Bigflo : Un Cri court dans la nuit d’IAM, ça m’a vraiment marqué. Les morceaux à thèmes d’Orelsan nous ont beaucoup inspirés, ceux de Youssoupha aussi. C’est vrai que ça ne se fait plus trop, mais j’espère que ça intéresse un peu les gens, quand même !

Votre technique d’écriture à deux a-t-elle évolué ?
Oli
 : Ça n’a pas trop changé. On a jeté beaucoup de morceaux, ce qui ne nous était pas arrivé sur le premier, où on avait beaucoup de vieux titres qu’on voulait mettre. Là, on s’est laissé le temps d’écrire, de trier.
Bigflo : On s’est vraiment plongé dans l’album. Le premier, on l’écrivait à la maison, entre deux parties de FIFA. Il y avait un enjeu pour nous, mais pas d’objectif. C’est pour ça que c’est bizarre, ce deuxième album. Être attendu, c’est nouveau pour nous.
Oli : Ça fait plaisir en même temps, certains morceaux vont être chantés en concert, et ça va nous faire bizarre. Sur le premier album, on ne s’attendait pas à çà. Là, on sait que ça va arriver.
Bigflo : On était très stressés pendant l’enregistrement, on l’est toujours. On est quasiment devenus fous, on était à fond dedans. J’ai failli perdre ma copine à cause de cet album. Une fois on a eu une grosse engueulade, j’ai fait une crise de nerfs au studio. Olivio devait prendre un train deux heures après, et on s’est dit "Vas-y laisse tomber, on fait de la musique, on kiffe". Et en deux heures, c’est le titre Dommage qui est sorti. On y chante comme une libération.

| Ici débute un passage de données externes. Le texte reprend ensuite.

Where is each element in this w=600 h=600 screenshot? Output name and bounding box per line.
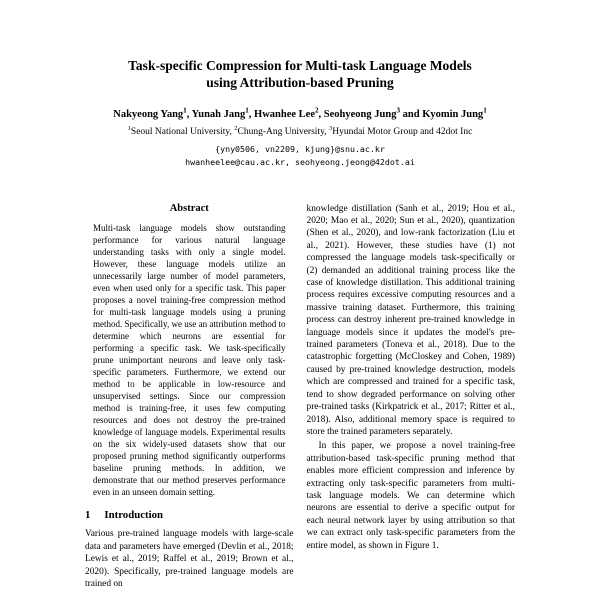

Écoutez-nous qui évoque vos fans, c’est votre Stan (morceau d’Eminem, ndlr) ?
Bigflo : Forcément, on a pensé à cette chanson.
Oli : On est des rappeurs, mais on est aussi des fans de musique. On accorde beaucoup d’importance aux gens qui viennent nous voir, qui nous demandent des photos. Parce qu’on sait ce que c’est. Moi, j’ai attendu plein d’artistes à la fin des concerts. Je me revois parler avec Diam’s que j’avais attendue trois fois pour "gratter" une photo. Maintenant, on est passé de l’autre côté de la barrière, mais on sait ce que ça représente.